Drug cartels and syndicates have been known to use it to stay under the radar of law enforcement.

Mr Singh said the use of courier packages for delivering medicine has increased following the outbreak of the COVID-19 pandemic.

22 people, including four women, have been arrested and are in custody. One person has been granted bail to attend an exam, Singh said.

The defendants are in the age group of 20-35 years. They include engineers, software experts, a doctor, financial consultants, businessmen, an MBA, a musician, and a few school dropouts. Some engaged in these illegal activities as young as 13 or 14 years old, the officer said.

Raghunath, aka ‘LSD King’, being held at Bellary Jail in Uttar Pradesh was also among those arrested, he added.
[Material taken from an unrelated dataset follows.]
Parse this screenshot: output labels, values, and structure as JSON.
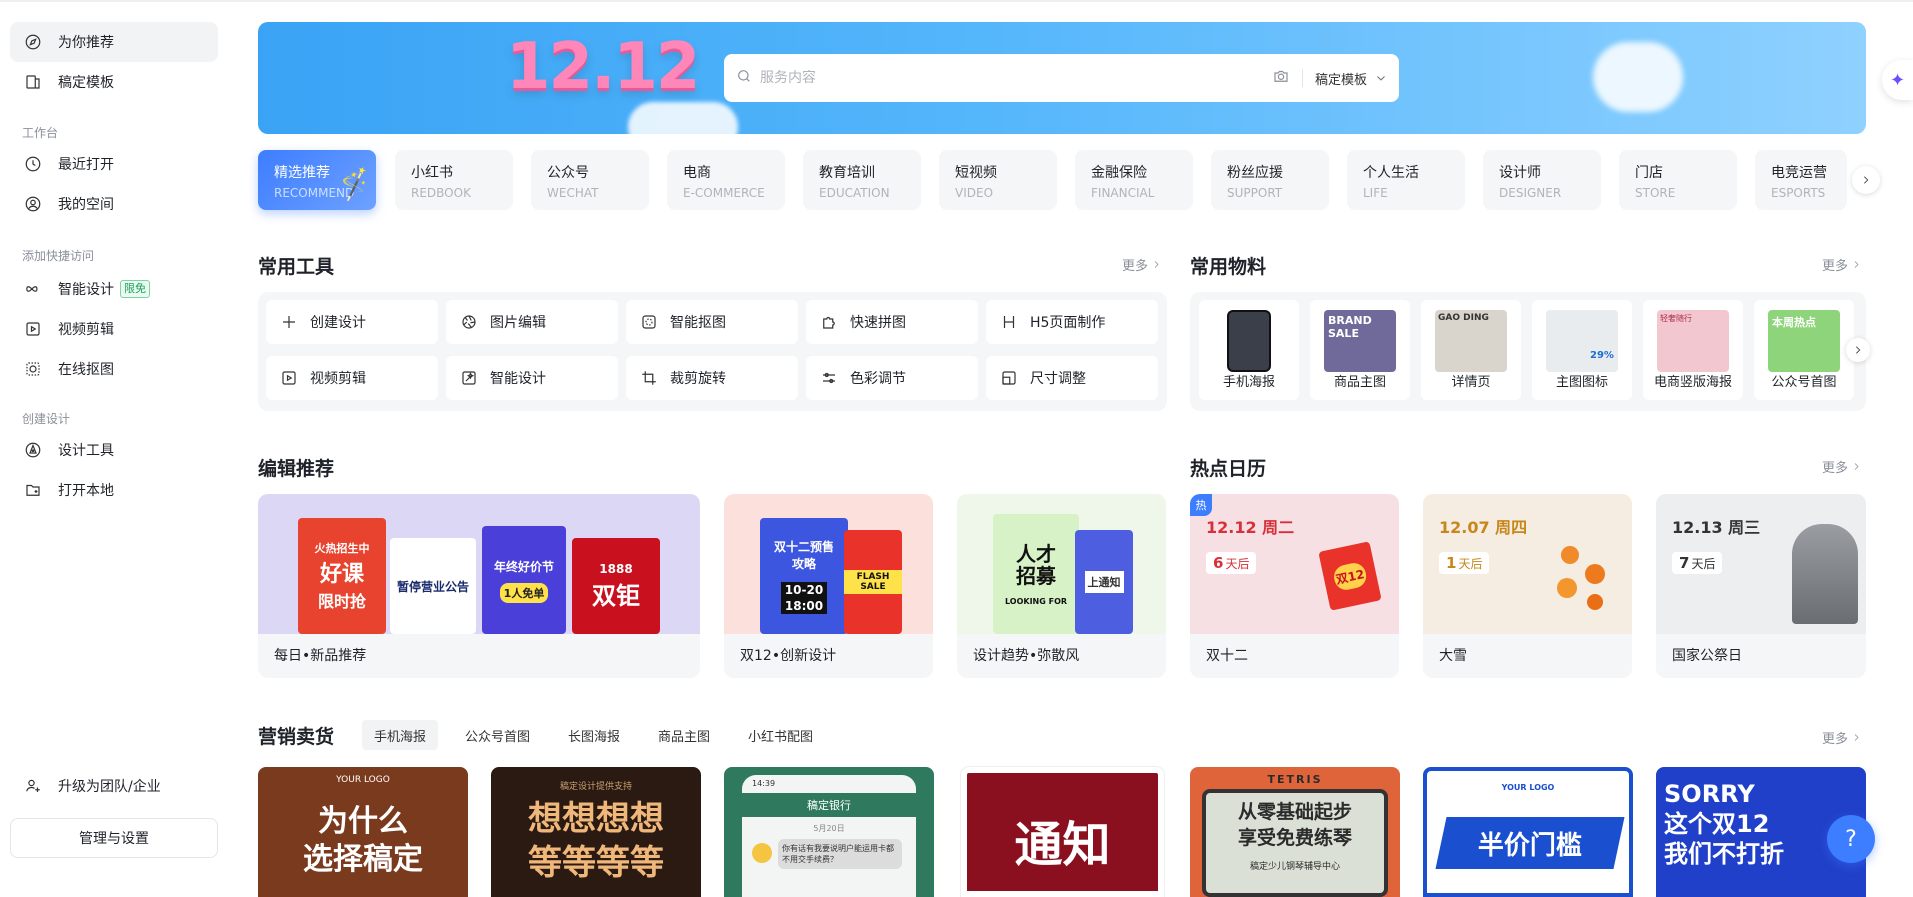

NCB Area Unit in Delhi seized 975 blots of LSD (lysergic acid diethylamide), 130 grams of psychotropic tablets, 6 grams of heroin, cannabis paste and liquid, 1.6g of cocaine, 16 tablets of ‘Alprazolam, 315.8 grams of charas, 171 grams of hashish chocolate, a dozen capsules of Spasomoproxyvon and 7.9 kg of imported ganja.
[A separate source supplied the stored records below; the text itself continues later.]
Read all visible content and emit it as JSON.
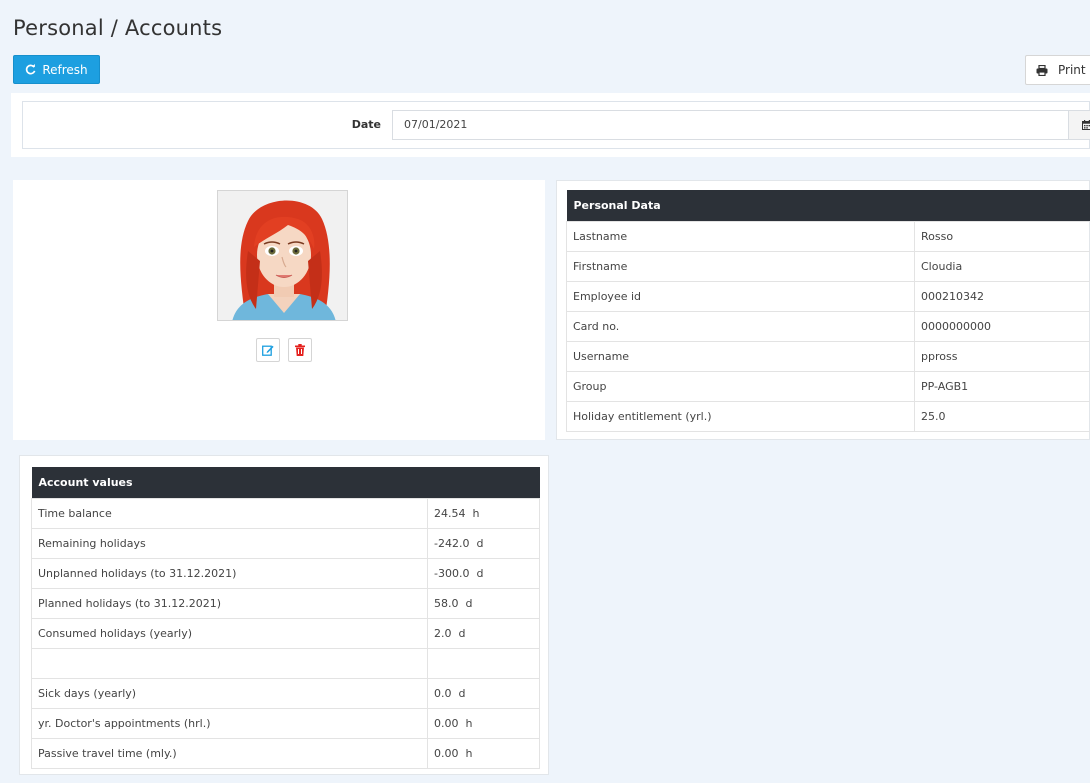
{
  "header": {
    "title": "Personal / Accounts",
    "refresh_label": "Refresh",
    "print_label": "Print"
  },
  "date_filter": {
    "label": "Date",
    "value": "07/01/2021"
  },
  "personal_data": {
    "heading": "Personal Data",
    "rows": [
      {
        "label": "Lastname",
        "value": "Rosso"
      },
      {
        "label": "Firstname",
        "value": "Cloudia"
      },
      {
        "label": "Employee id",
        "value": "000210342"
      },
      {
        "label": "Card no.",
        "value": "0000000000"
      },
      {
        "label": "Username",
        "value": "ppross"
      },
      {
        "label": "Group",
        "value": "PP-AGB1"
      },
      {
        "label": "Holiday entitlement (yrl.)",
        "value": "25.0"
      }
    ]
  },
  "account_values": {
    "heading": "Account values",
    "rows": [
      {
        "label": "Time balance",
        "value": "24.54  h"
      },
      {
        "label": "Remaining holidays",
        "value": "-242.0  d"
      },
      {
        "label": "Unplanned holidays (to 31.12.2021)",
        "value": "-300.0  d"
      },
      {
        "label": "Planned holidays (to 31.12.2021)",
        "value": "58.0  d"
      },
      {
        "label": "Consumed holidays (yearly)",
        "value": "2.0  d"
      },
      {
        "label": "",
        "value": ""
      },
      {
        "label": "Sick days (yearly)",
        "value": "0.0  d"
      },
      {
        "label": "yr. Doctor's appointments (hrl.)",
        "value": "0.00  h"
      },
      {
        "label": "Passive travel time (mly.)",
        "value": "0.00  h"
      }
    ]
  },
  "icons": {
    "refresh": "refresh-icon",
    "print": "printer-icon",
    "calendar": "calendar-icon",
    "edit": "edit-icon",
    "delete": "trash-icon",
    "avatar": "avatar-image"
  },
  "colors": {
    "primary": "#1d9fe0",
    "table_header": "#2c3138",
    "delete": "#e5211e",
    "background": "#eef4fb"
  }
}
Rs 22.5 lakh cash was seized. Crypto revenue worth Rs two crore generated from this illegal trade has been detected but could not be seized so far, Singh said.

The NCB, in a statement, said: “Almost all (those arrested) are highly educated, tech savvy, have experienced the thrill of dodging the police or NCB, have had troubled childhoods or family issues and have been heavily influenced by Western culture.”

Easy money, the fame of becoming popular on virtual platforms has also attracted these youngsters, Singh said. “The shortcomings in the courier and postal system made it so easy for traffickers to deliver the drugs to homes. In most cases, parents or other family members of those involved did not understand what was going on. passed.”

“Names of known courier services were being misused to send narcotics in neatly packed boxes containing items like toys, stationery or daily use goods,” the officer added.

He added that a BCN agent had also been arrested for allegedly “colluding” with a defendant and destroying his mobile phone.

This mobile phone was recovered by the agency with the help of NDRF divers from a pond in Kolkata, another NCB officer said.

The Federal Narcotics Agency said the defendants were adept at using the “darknet” and its apps for narcotics transactions. Also, apps like Wickr, Tor Browser, Telegram, Instagram were used by them.

“Some phones have been customized to allow a user to hide the IP (internet protocol) address,” Singh said, adding that payments were made via Paytm wallet, cryptocurrency, UPI transfer and some other modes.

Some of the pseudonyms used by the defendants included identities such as @thekalyuga, @thanos, @thebansky, @masalacoke and @chico.

(Except for the title, this story has not been edited by NDTV staff and is published from a syndicated feed.)